Monsieur Polard, ou le retour vers le futur des années 80.

A l’occasion d’un article sur la sécurité routière aux alentours des écoles brestoises, sujet sensible s’il en pour notre ville,  le vice-président en charge des aménagements, Jean-Luc  Polard, s’est fendu d’une petite phrase : « je n’aime pas les automobilistes qui se garent n’importe  comment,  mais je n’aime pas les cyclistes qui roulent à contresens,  ou les piétons qui surgissent entre les barrières ». (Le Télégramme du 10/02/2017).

Cette petite phrase cumule l’odieux et l’irresponsable tout en instillant sournoisement un mensonge qui ferait des piétons et des cyclistes les responsables des accidents.  Pourtant les données brestoises d’accidentologie  sont sans appel : les automobilistes provoquent les accidents, les plus nombreux et les plus graves. Ils ne se contentent pas de « se garer n’importe comment » : ils blessent, tuent, les plus vulnérables qui sont les enfants de 8 à 11 ans et les personnes âgées.

L’aversion de monsieur Polard pour les cyclistes et les piétons n’est un secret pour personne dans la collectivité, ni parmi les élus. Il multiplie les plaisanteries douteuses sur le sujet,  et surtout il impulse une politique sciemment « pro-bagnole » basée sur une vision de la ville qui date des années 80 (décennie qui l’a vu rentrer au conseil municipal, il y a 35 ans).
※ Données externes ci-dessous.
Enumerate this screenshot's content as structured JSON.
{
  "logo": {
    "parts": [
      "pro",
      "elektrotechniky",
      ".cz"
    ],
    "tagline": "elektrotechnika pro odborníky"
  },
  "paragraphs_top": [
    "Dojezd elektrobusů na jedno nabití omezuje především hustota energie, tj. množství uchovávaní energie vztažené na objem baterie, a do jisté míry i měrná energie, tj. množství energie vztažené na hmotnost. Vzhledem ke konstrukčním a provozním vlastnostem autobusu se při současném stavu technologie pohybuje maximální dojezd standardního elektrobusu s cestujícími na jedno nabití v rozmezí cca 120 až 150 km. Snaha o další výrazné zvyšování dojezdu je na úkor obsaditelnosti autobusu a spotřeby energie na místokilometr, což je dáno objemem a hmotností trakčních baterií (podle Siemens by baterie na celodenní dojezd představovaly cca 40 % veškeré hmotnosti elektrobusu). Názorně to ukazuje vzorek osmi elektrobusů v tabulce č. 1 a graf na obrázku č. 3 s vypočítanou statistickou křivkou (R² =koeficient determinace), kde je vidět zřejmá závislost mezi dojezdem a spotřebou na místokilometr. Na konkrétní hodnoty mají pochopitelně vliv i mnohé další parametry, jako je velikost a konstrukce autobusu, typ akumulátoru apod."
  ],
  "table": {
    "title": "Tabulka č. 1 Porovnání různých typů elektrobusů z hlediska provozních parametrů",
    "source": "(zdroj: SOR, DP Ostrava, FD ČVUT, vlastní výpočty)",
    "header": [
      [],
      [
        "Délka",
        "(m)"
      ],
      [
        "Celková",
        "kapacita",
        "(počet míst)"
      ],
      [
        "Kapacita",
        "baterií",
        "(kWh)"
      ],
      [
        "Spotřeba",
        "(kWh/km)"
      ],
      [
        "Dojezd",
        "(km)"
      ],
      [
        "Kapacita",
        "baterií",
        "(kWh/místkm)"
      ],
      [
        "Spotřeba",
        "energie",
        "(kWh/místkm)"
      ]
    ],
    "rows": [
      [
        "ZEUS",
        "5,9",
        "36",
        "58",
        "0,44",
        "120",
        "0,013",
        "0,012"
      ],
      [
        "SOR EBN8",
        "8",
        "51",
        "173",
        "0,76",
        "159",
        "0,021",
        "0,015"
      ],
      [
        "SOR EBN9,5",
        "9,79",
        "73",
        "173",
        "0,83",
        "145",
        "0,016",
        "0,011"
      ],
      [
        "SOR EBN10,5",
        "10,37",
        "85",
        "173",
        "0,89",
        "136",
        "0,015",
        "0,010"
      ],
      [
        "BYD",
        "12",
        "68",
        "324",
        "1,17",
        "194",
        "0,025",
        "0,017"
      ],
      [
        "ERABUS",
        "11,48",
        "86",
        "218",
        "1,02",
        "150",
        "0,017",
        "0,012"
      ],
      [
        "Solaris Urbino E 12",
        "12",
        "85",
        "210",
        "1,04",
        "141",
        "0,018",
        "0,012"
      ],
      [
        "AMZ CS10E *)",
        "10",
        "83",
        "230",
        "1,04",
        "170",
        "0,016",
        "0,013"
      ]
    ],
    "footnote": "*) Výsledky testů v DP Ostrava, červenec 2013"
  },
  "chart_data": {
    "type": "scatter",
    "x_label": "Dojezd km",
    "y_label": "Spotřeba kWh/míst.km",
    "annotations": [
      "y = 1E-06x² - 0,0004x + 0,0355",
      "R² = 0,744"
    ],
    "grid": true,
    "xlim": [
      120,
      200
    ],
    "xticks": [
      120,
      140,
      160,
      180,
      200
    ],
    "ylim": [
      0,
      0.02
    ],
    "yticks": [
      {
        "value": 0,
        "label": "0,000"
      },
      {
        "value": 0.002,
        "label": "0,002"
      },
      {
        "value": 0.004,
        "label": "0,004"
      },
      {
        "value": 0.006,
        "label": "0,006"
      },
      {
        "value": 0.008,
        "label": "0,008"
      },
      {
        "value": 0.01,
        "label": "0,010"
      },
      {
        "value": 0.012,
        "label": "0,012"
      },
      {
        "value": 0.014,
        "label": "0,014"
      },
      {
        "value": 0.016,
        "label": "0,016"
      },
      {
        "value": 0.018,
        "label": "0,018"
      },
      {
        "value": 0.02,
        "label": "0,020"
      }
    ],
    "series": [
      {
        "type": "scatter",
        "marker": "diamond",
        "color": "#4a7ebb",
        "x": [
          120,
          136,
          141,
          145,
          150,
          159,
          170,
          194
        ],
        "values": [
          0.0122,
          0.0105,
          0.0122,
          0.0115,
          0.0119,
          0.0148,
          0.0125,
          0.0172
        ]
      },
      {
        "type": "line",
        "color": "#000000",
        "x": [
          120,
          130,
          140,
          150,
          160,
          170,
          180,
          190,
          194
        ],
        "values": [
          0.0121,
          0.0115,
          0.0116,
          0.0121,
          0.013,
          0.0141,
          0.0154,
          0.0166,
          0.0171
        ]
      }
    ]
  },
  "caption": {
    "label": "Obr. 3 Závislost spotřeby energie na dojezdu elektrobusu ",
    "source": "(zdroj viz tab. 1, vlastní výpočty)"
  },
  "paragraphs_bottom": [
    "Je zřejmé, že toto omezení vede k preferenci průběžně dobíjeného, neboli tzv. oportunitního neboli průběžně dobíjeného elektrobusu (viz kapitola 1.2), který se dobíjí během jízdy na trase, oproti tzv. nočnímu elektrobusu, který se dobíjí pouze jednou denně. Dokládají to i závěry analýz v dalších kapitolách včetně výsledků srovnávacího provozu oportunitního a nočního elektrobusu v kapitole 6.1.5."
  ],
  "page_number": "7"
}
Il œuvre ainsi pour le retour de la voiture en centre-ville (stationnement gratuit, voies  rapides et autres parkings en surface) et le maintien des autres modes de déplacements en marge des usages (opposition au passage à 30km/h de certaines voies dangereuses), au mépris des enjeux climatiques, de la santé et de la sécurité des habitants.

On attend bien entendu la réaction de Yann-Fanch Kernéïs, élu EELV délégué à la politique piéton/vélo, qui remettra certainement Monsieur Polard à sa juste place : au garage.